These negative feelings could potentially trigger or sustain alcohol-related problems as individuals turn to alcohol to cope. Interestingly, loneliness did not predict problem drinking trajectories. Possibly, feelings of loneliness at the beginning of the study were heightened due to COVID-19-related measures, but this effect did not persist throughout the duration of the study. Given these observations, future studies could benefit from a more detailed approach to examine how fluctuations in loneliness affect problem drinking over time. To achieve this, incorporating daily diary methods or ecological momentary assessment (EMA) would be particularly useful. These methods can capture day-to-day variations in loneliness and its immediate impacts on hazardous drinking, offering deeper insights into the dynamic relationship between emotional states and substance use.

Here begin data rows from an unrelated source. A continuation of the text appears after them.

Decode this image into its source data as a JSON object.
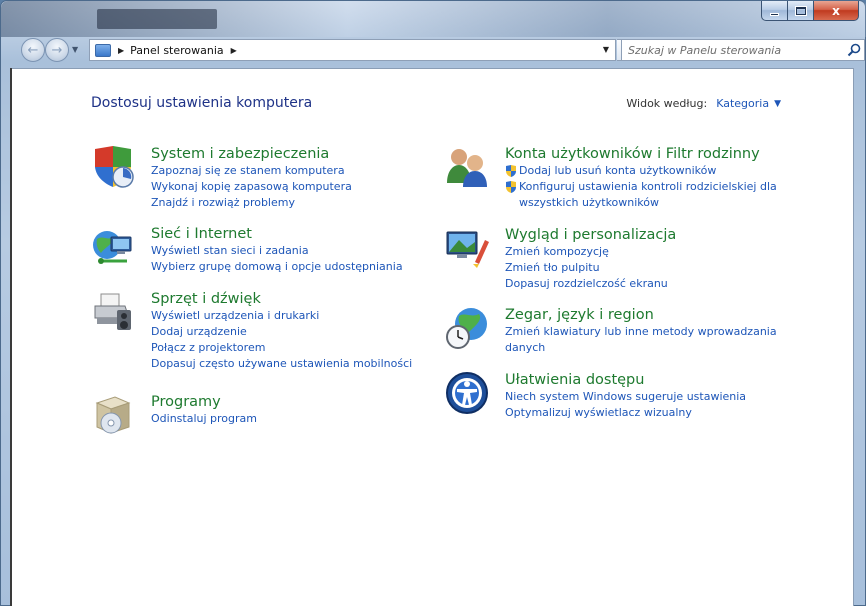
{
  "window": {
    "close_glyph": "x"
  },
  "nav": {
    "back_glyph": "←",
    "forward_glyph": "→",
    "breadcrumb": "Panel sterowania",
    "search_placeholder": "Szukaj w Panelu sterowania"
  },
  "header": {
    "title": "Dostosuj ustawienia komputera",
    "view_by_label": "Widok według:",
    "view_by_value": "Kategoria"
  },
  "categories": {
    "system": {
      "title": "System i zabezpieczenia",
      "links": [
        "Zapoznaj się ze stanem komputera",
        "Wykonaj kopię zapasową komputera",
        "Znajdź i rozwiąż problemy"
      ]
    },
    "network": {
      "title": "Sieć i Internet",
      "links": [
        "Wyświetl stan sieci i zadania",
        "Wybierz grupę domową i opcje udostępniania"
      ]
    },
    "hardware": {
      "title": "Sprzęt i dźwięk",
      "links": [
        "Wyświetl urządzenia i drukarki",
        "Dodaj urządzenie",
        "Połącz z projektorem",
        "Dopasuj często używane ustawienia mobilności"
      ]
    },
    "programs": {
      "title": "Programy",
      "links": [
        "Odinstaluj program"
      ]
    },
    "accounts": {
      "title": "Konta użytkowników i Filtr rodzinny",
      "links": [
        "Dodaj lub usuń konta użytkowników",
        "Konfiguruj ustawienia kontroli rodzicielskiej dla",
        "wszystkich użytkowników"
      ]
    },
    "appearance": {
      "title": "Wygląd i personalizacja",
      "links": [
        "Zmień kompozycję",
        "Zmień tło pulpitu",
        "Dopasuj rozdzielczość ekranu"
      ]
    },
    "clock": {
      "title": "Zegar, język i region",
      "links": [
        "Zmień klawiatury lub inne metody wprowadzania",
        "danych"
      ]
    },
    "ease": {
      "title": "Ułatwienia dostępu",
      "links": [
        "Niech system Windows sugeruje ustawienia",
        "Optymalizuj wyświetlacz wizualny"
      ]
    }
  }
}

Conversely, trait stress resilience emerged as a protective factor against continued problem drinking among university students in the last years of university and beyond. This protective effect held even when accounting for loneliness, social support, gender, and pre-COVID-19 drinking frequency. Students with higher stress resilience exhibited a steeper decline in problem drinking compared to their counterparts with average or lower stress resilience. These findings align with previous research, further supporting the notion that individuals with greater stress resilience are more protected against the progression of alcohol problems or the development of alcohol disorders over time (Lyvers et al., 2020; Sanchez et al., 2022; Sheerin et al., 2021). Unexpectedly, the effect of stress resilience appeared to diminish by the last wave of our study. Given that stress resilience was treated as a static trait measured at the beginning of the study, this change suggests its dynamic nature, as posited by researchers like Kalisch et al. (2017). The authors argue that resilience can evolve depending on how individuals adapt to stressors at various points in their lives (Kalisch et al., 2017). Consequently, future research should delve deeper into how stress resilience interacts with specific stressors—such as study delays, financial challenges, and changes in relationships—to more accurately gauge its influence on problem drinking trajectories among students nearing graduation. This line of investigation will help to uncover the nuanced ways in which stress resilience impacts drinking behaviour over time.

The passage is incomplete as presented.